Naloxone-precipitated morphine withdrawal behavior and brain IL-1β expression: comparison of different mouse strains.

The development of opioid dependence involves classical neuronal opioid receptor activation and is due in part to engagement of glia causing a proinflammatory response. Such opioid-induced glial activation occurs, at least in part, through a non-classical opioid mechanism involving Toll-like-receptor 4 (TLR4). Among the immune factors released following the opioid-glia-TLR4 interaction, interleukin-1β (IL-1β) plays a prominent role. Previous animal behavioral studies have demonstrated significant heterogeneity of chronic morphine-induced tolerance and dependence between different mouse strains. The aim of this study was to investigate whether the heterogeneity of chronic opioid-induced IL-1β expression contributes to differences in opioid tolerance and withdrawal behaviors. Chronic morphine-induced tolerance and dependence were assessed in 3 inbred wild-type mouse strains (Balb/c, CBA, and C57BL/6) and 2 knockout strains (TLR4 and MyD88).
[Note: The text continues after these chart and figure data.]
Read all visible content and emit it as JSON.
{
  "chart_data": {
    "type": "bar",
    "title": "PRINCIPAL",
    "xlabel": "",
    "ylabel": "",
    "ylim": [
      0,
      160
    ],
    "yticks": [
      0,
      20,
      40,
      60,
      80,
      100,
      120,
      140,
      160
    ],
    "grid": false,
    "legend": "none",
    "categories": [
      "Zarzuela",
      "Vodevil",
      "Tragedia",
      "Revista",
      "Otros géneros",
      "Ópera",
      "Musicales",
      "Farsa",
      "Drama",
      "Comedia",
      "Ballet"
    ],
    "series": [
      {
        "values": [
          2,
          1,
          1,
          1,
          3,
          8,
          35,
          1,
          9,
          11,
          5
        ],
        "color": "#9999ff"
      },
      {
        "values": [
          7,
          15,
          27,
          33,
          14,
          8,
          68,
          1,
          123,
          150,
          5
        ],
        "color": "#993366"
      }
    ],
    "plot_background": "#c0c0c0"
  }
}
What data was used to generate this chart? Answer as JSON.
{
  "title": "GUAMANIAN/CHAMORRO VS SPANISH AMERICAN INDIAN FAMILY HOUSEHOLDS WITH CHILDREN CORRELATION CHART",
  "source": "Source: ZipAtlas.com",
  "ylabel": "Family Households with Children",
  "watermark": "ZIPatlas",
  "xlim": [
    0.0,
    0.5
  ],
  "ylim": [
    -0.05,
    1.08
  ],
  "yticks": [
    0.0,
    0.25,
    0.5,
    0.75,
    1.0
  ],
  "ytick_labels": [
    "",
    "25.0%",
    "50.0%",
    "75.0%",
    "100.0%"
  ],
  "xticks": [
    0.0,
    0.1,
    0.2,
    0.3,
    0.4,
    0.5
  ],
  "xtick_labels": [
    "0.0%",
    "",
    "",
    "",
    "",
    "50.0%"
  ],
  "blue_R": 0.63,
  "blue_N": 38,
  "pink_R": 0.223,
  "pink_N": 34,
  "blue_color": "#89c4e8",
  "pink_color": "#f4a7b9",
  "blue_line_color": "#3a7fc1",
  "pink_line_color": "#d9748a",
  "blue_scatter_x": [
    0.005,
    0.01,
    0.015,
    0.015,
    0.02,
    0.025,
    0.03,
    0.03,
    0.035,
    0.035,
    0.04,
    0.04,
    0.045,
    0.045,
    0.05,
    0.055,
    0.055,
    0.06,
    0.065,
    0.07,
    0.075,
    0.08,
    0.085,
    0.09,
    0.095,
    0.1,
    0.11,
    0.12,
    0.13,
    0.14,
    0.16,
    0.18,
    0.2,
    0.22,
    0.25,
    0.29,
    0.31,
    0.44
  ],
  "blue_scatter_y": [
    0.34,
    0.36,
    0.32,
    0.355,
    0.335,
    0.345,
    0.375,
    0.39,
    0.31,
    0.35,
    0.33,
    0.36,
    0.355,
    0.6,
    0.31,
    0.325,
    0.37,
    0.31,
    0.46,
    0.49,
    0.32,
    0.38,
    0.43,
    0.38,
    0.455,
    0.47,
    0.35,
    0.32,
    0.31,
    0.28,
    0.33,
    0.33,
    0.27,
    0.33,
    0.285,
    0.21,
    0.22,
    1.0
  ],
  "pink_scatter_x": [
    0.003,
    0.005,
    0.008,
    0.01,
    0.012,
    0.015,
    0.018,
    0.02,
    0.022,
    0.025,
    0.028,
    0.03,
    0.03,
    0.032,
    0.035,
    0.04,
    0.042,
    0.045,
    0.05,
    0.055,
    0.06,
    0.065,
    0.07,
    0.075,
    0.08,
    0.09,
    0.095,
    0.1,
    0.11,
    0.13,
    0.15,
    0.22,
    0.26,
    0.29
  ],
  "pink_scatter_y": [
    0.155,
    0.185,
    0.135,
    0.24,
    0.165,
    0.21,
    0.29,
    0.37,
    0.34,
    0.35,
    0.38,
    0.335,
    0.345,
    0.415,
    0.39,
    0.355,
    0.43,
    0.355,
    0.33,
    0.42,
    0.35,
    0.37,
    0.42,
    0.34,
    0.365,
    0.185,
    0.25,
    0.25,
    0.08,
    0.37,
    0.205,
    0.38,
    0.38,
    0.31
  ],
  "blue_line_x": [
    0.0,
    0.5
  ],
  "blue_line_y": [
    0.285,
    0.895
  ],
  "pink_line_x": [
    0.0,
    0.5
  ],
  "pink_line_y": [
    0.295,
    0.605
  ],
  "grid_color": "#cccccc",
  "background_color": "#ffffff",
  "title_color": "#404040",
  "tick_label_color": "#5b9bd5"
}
Analysis of brain nuclei (medial prefrontal cortex, cortex, brain stem, hippocampus, and midbrain and diencephalon regions combined) revealed that, of inbred wild-type mice, there are significant main effects of morphine treatment on IL-1β expression in the brain regions analyzed (p<0.02 for all regions analyzed). A significant increase in hippocampal IL-1β expression was found in C57BL/6 mice after morphine treatment, whilst, a significant decrease was found in the mPFC region of wild-type Balb/c mice. Furthermore, the results of wild-type inbred strains demonstrated that the elevated hippocampal IL-1β expression is associated with withdrawal jumping behavior. Interestingly, knockout of TLR4, but not MyD88 protected against the development of analgesic tolerance. Gene sequence differences of IL - 1β and TLR4 genes alone did not explain the heterogeneity of dependence behavior between mouse strains. Together, these data further support the involvement of opioid-induced CNS immune signaling in dependence development. Moreover, this study demonstrated the advantages of utilizing multiple mouse strains and indicates that appropriate choice of mouse strains could enhance future research outcomes.